Gracinda Macamo, administradora de Massangena, disse esta terça-feira à emissora pública Rádio Moçambique que o comércio no distrito está quase paralisado, porque o transporte de mercadorias está com dificuldades de garantir o abastecimento alimentar.

"Só temos comida para os próximos cinco dias", declarou Gracinda Macamo.

As vias rodoviárias entre Massangena e outros pontos da província de Gaza estão cortadas, devido à chuva torrencial que cai no sul de Moçambique, acrescentou.

Na província de Inhambane, também no sul, vários acessos rodoviários e pontes também estão intransitáveis, devido à chuva, disse o delegado da Administração Nacional de Estradas (ANE) na província, Dady Mendes.

Dady Mendes avançou que a ANE mobilizou 20 empreiteiros para a reparação dos "troços problemáticos".

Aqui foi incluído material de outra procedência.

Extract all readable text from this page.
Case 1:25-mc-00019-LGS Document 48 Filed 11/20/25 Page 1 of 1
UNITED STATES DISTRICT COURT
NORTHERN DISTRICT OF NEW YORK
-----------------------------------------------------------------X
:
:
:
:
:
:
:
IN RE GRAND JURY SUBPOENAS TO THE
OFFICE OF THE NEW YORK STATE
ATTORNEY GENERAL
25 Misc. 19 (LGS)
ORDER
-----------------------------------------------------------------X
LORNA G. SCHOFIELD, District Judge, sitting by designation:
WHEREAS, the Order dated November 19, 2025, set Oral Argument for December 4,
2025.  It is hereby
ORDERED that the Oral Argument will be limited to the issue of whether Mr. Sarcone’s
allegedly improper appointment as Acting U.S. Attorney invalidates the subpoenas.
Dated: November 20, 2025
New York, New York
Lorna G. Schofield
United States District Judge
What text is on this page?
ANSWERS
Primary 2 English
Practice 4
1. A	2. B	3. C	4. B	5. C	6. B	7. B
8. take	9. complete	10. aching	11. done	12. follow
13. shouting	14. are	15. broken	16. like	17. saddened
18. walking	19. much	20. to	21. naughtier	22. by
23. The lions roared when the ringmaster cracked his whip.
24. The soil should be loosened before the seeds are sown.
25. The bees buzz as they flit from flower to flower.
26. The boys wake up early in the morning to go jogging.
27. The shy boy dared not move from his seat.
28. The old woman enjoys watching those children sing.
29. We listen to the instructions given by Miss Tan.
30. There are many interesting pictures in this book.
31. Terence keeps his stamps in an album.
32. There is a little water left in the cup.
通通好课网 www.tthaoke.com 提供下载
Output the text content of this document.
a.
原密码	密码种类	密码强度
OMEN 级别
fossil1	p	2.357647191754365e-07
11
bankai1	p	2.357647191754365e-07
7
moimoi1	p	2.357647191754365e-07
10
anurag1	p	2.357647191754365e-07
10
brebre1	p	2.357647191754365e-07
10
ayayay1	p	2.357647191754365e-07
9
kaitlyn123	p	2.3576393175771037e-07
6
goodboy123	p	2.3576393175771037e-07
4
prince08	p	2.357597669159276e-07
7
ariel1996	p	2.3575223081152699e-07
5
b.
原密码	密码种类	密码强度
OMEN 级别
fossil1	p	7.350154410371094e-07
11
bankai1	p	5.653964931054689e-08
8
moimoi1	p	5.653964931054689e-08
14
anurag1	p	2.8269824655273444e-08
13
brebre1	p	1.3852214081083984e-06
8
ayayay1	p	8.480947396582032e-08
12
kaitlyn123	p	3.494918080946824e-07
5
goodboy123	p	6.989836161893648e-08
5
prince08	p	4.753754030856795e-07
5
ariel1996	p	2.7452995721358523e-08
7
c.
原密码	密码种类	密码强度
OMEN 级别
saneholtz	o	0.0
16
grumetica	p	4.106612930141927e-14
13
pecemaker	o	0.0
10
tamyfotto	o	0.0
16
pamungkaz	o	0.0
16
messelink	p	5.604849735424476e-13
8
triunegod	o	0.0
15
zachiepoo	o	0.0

Moçambique está em plena época chuvosa e ciclónica, que ocorre entre os meses de outubro e abril, com ventos oriundos do Índico e cheias com origem nas bacias hidrográficas da África Austral.

Este ano milhares de pessoas já foram afetadas pelas intempéries.

As mais graves foram a tempestade Chalane, no final do ano, e o ciclone Eloise, em janeiro, com um balanço oficial total de 19 mortos, mas relatos de autoridades locais apontam para o dobro.